12.31.2011

黒い髪の毛

昔、保育園に通っていた息子が絵を描いてきたことがある。紙の中心に勢い任せで描いたであろう、黒いクレヨンのぐじゃぐじゃ。その上に、緑色の豆二つ。保育士が気を利かせて、絵の端っこに薄く鉛筆で「お父さん」と説明を添えていた。多少の自己暗示を要するが、上下ひっくりかえせば髪の毛と目に見えなくはない。お世辞でも絵の才能は感じさせないが、オヤジを思い浮かべてクレヨンをはしらせたことは素直に嬉しいと思った。
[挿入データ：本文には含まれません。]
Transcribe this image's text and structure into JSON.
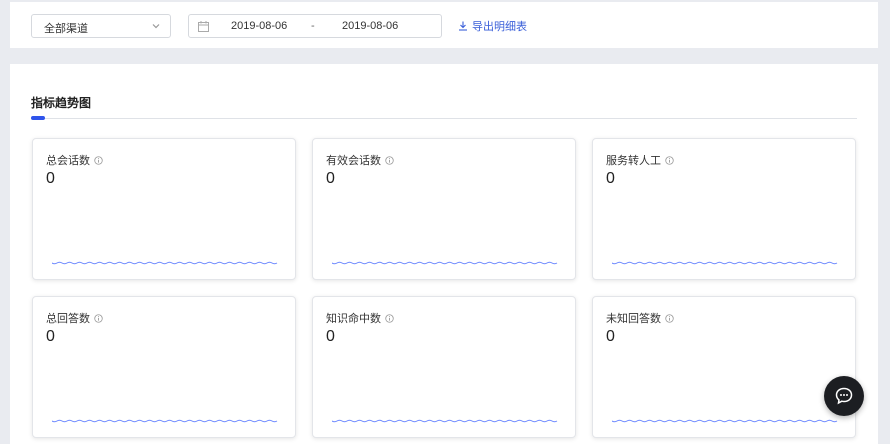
{
  "filters": {
    "channel_select": {
      "value": "全部渠道",
      "icon": "chevron-down-icon"
    },
    "date_range": {
      "icon": "calendar-icon",
      "start": "2019-08-06",
      "separator": "-",
      "end": "2019-08-06"
    },
    "export_link": {
      "label": "导出明细表",
      "icon": "download-icon"
    }
  },
  "section": {
    "title": "指标趋势图",
    "accent_color": "#2f54eb"
  },
  "metrics": [
    {
      "label": "总会话数",
      "value": "0",
      "icon": "info-icon"
    },
    {
      "label": "有效会话数",
      "value": "0",
      "icon": "info-icon"
    },
    {
      "label": "服务转人工",
      "value": "0",
      "icon": "info-icon"
    },
    {
      "label": "总回答数",
      "value": "0",
      "icon": "info-icon"
    },
    {
      "label": "知识命中数",
      "value": "0",
      "icon": "info-icon"
    },
    {
      "label": "未知回答数",
      "value": "0",
      "icon": "info-icon"
    }
  ],
  "sparkline_color": "#6a86ff",
  "chat_button": {
    "icon": "chat-icon"
  }
}
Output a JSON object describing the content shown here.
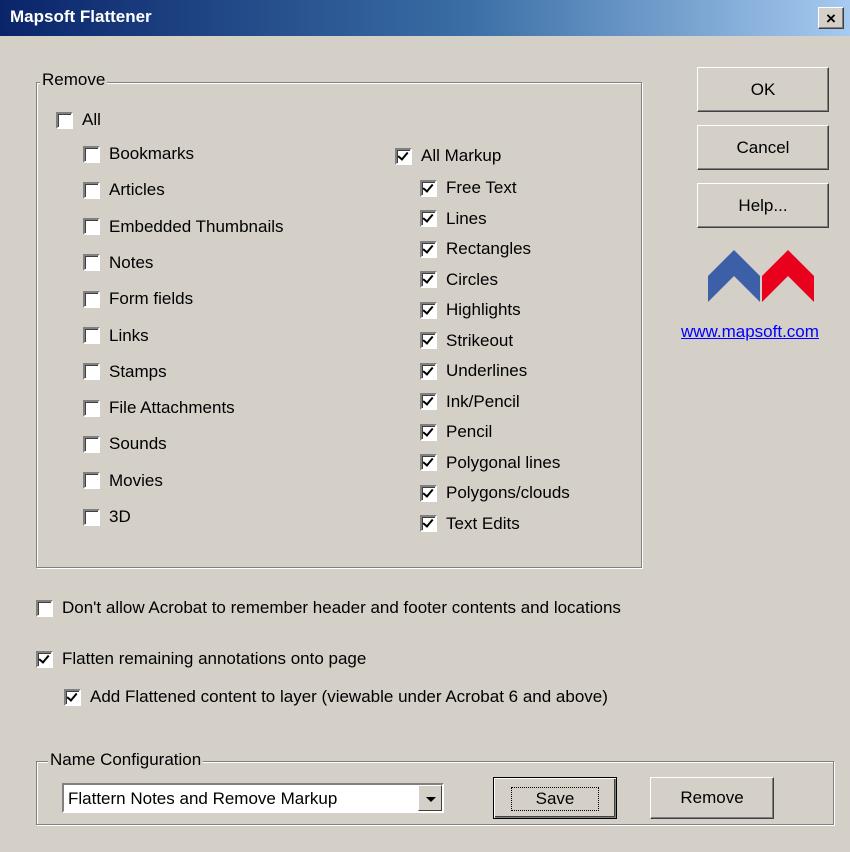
{
  "window": {
    "title": "Mapsoft Flattener",
    "close_label": "×"
  },
  "remove_group": {
    "label": "Remove",
    "all": {
      "label": "All",
      "checked": false
    },
    "left_items": [
      {
        "label": "Bookmarks",
        "checked": false
      },
      {
        "label": "Articles",
        "checked": false
      },
      {
        "label": "Embedded Thumbnails",
        "checked": false
      },
      {
        "label": "Notes",
        "checked": false
      },
      {
        "label": "Form fields",
        "checked": false
      },
      {
        "label": "Links",
        "checked": false
      },
      {
        "label": "Stamps",
        "checked": false
      },
      {
        "label": "File Attachments",
        "checked": false
      },
      {
        "label": "Sounds",
        "checked": false
      },
      {
        "label": "Movies",
        "checked": false
      },
      {
        "label": "3D",
        "checked": false
      }
    ],
    "all_markup": {
      "label": "All Markup",
      "checked": true
    },
    "markup_items": [
      {
        "label": "Free Text",
        "checked": true
      },
      {
        "label": "Lines",
        "checked": true
      },
      {
        "label": "Rectangles",
        "checked": true
      },
      {
        "label": "Circles",
        "checked": true
      },
      {
        "label": "Highlights",
        "checked": true
      },
      {
        "label": "Strikeout",
        "checked": true
      },
      {
        "label": "Underlines",
        "checked": true
      },
      {
        "label": "Ink/Pencil",
        "checked": true
      },
      {
        "label": "Pencil",
        "checked": true
      },
      {
        "label": "Polygonal lines",
        "checked": true
      },
      {
        "label": "Polygons/clouds",
        "checked": true
      },
      {
        "label": "Text Edits",
        "checked": true
      }
    ]
  },
  "buttons": {
    "ok": "OK",
    "cancel": "Cancel",
    "help": "Help..."
  },
  "logo": {
    "icon": "mapsoft-logo-icon",
    "blue": "#3d5fa8",
    "red": "#e8001c"
  },
  "website": "www.mapsoft.com",
  "options": {
    "header_footer": {
      "label": "Don't allow Acrobat to remember header and footer contents and locations",
      "checked": false
    },
    "flatten": {
      "label": "Flatten remaining annotations onto page",
      "checked": true
    },
    "layer": {
      "label": "Add Flattened content to layer (viewable under Acrobat 6 and above)",
      "checked": true
    }
  },
  "name_config": {
    "label": "Name Configuration",
    "selected": "Flattern Notes and Remove Markup",
    "save_label": "Save",
    "remove_label": "Remove"
  }
}
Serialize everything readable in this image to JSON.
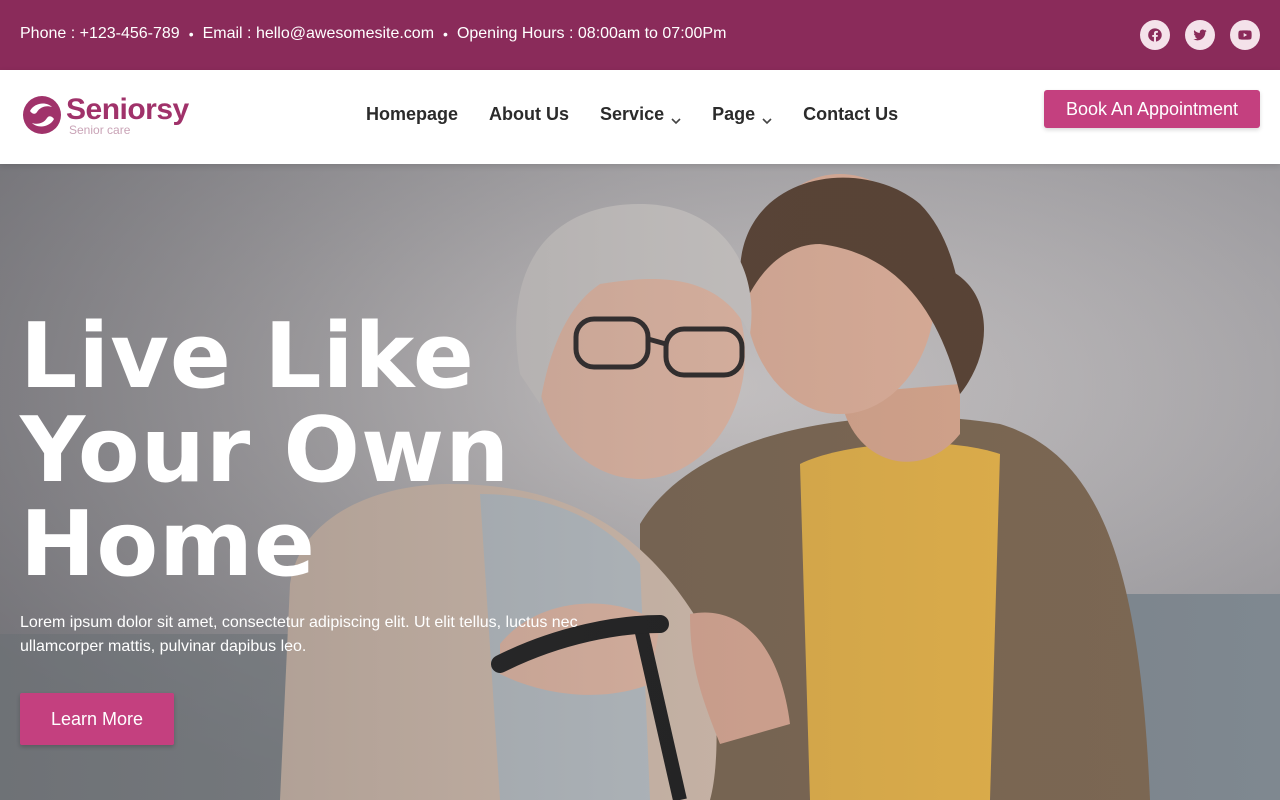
{
  "topbar": {
    "phone": "Phone : +123-456-789",
    "email": "Email : hello@awesomesite.com",
    "hours": "Opening Hours : 08:00am to 07:00Pm",
    "separator": "•",
    "background": "#8a2b5a",
    "socials": [
      {
        "icon": "facebook-icon"
      },
      {
        "icon": "twitter-icon"
      },
      {
        "icon": "youtube-icon"
      }
    ]
  },
  "brand": {
    "name": "Seniorsy",
    "tagline": "Senior care",
    "color": "#a0326a"
  },
  "nav": {
    "items": [
      {
        "label": "Homepage",
        "dropdown": false
      },
      {
        "label": "About Us",
        "dropdown": false
      },
      {
        "label": "Service",
        "dropdown": true
      },
      {
        "label": "Page",
        "dropdown": true
      },
      {
        "label": "Contact Us",
        "dropdown": false
      }
    ]
  },
  "header": {
    "cta_label": "Book An Appointment",
    "accent": "#c4407f"
  },
  "hero": {
    "headline_line1": "Live Like",
    "headline_line2": "Your Own",
    "headline_line3": "Home",
    "subtext": "Lorem ipsum dolor sit amet, consectetur adipiscing elit. Ut elit tellus, luctus nec ullamcorper mattis, pulvinar dapibus leo.",
    "cta_label": "Learn More"
  }
}
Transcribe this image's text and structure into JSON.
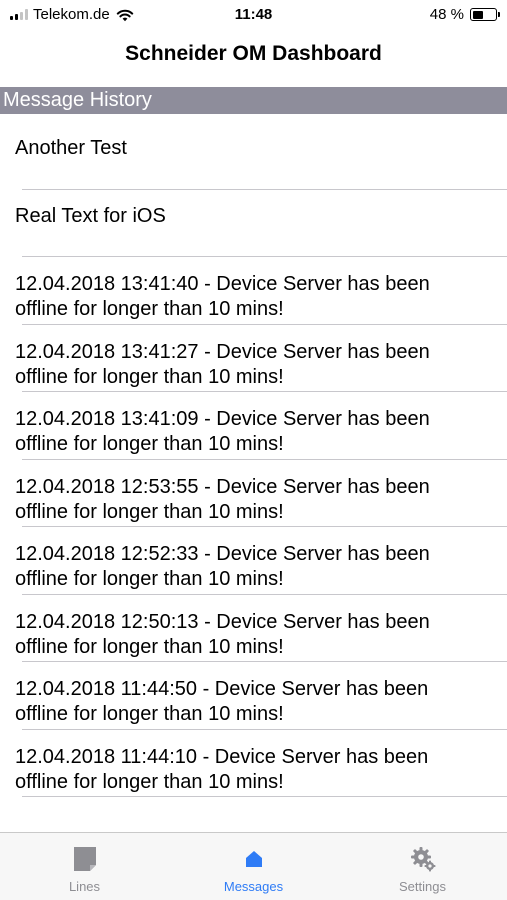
{
  "status_bar": {
    "carrier": "Telekom.de",
    "time": "11:48",
    "battery_percent": "48 %",
    "battery_level": 0.48
  },
  "nav": {
    "title": "Schneider OM Dashboard"
  },
  "section": {
    "title": "Message History"
  },
  "messages": [
    {
      "text": "Another Test"
    },
    {
      "text": "Real Text for iOS"
    },
    {
      "line1": "12.04.2018 13:41:40 - Device Server has been",
      "line2": "offline for longer than 10 mins!"
    },
    {
      "line1": "12.04.2018 13:41:27 - Device Server has been",
      "line2": "offline for longer than 10 mins!"
    },
    {
      "line1": "12.04.2018 13:41:09 - Device Server has been",
      "line2": "offline for longer than 10 mins!"
    },
    {
      "line1": "12.04.2018 12:53:55 - Device Server has been",
      "line2": "offline for longer than 10 mins!"
    },
    {
      "line1": "12.04.2018 12:52:33 - Device Server has been",
      "line2": "offline for longer than 10 mins!"
    },
    {
      "line1": "12.04.2018 12:50:13 - Device Server has been",
      "line2": "offline for longer than 10 mins!"
    },
    {
      "line1": "12.04.2018 11:44:50 - Device Server has been",
      "line2": "offline for longer than 10 mins!"
    },
    {
      "line1": "12.04.2018 11:44:10 - Device Server has been",
      "line2": "offline for longer than 10 mins!"
    }
  ],
  "tabs": [
    {
      "label": "Lines",
      "icon": "document-icon",
      "active": false
    },
    {
      "label": "Messages",
      "icon": "home-icon",
      "active": true
    },
    {
      "label": "Settings",
      "icon": "gear-icon",
      "active": false
    }
  ],
  "colors": {
    "section_header_bg": "#8e8d9b",
    "tab_active": "#2f7cf6",
    "tab_inactive": "#8e8e93",
    "separator": "#c8c7cc"
  }
}
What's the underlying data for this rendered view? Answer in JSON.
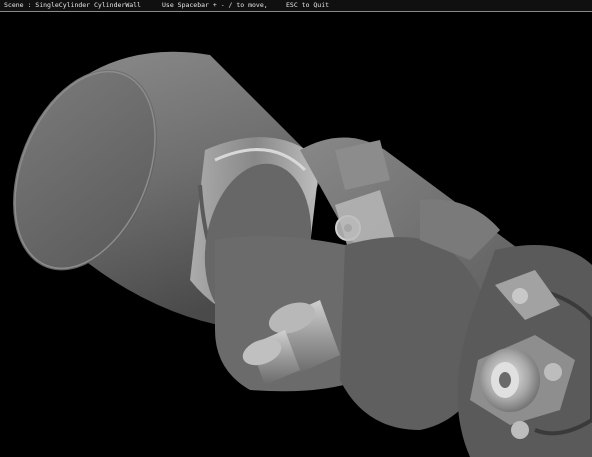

明信が大人になって、本物の画家になるとは思ってもいなかった。妻によれば、私はあの絵をみた当時、明信は絵描き以外になるな、と笑いながら言ってたという。安岡明信、なんて画家は無名だし、私が生きてる間に有名になんかなれそうにない。だが、いまのところ人さまに迷惑かけず食いつないでるようだし、忙しい忙しいとブツブツ言いながら時々顔を出しにくるので、まあよしとしている。昨日、泊まりにきた。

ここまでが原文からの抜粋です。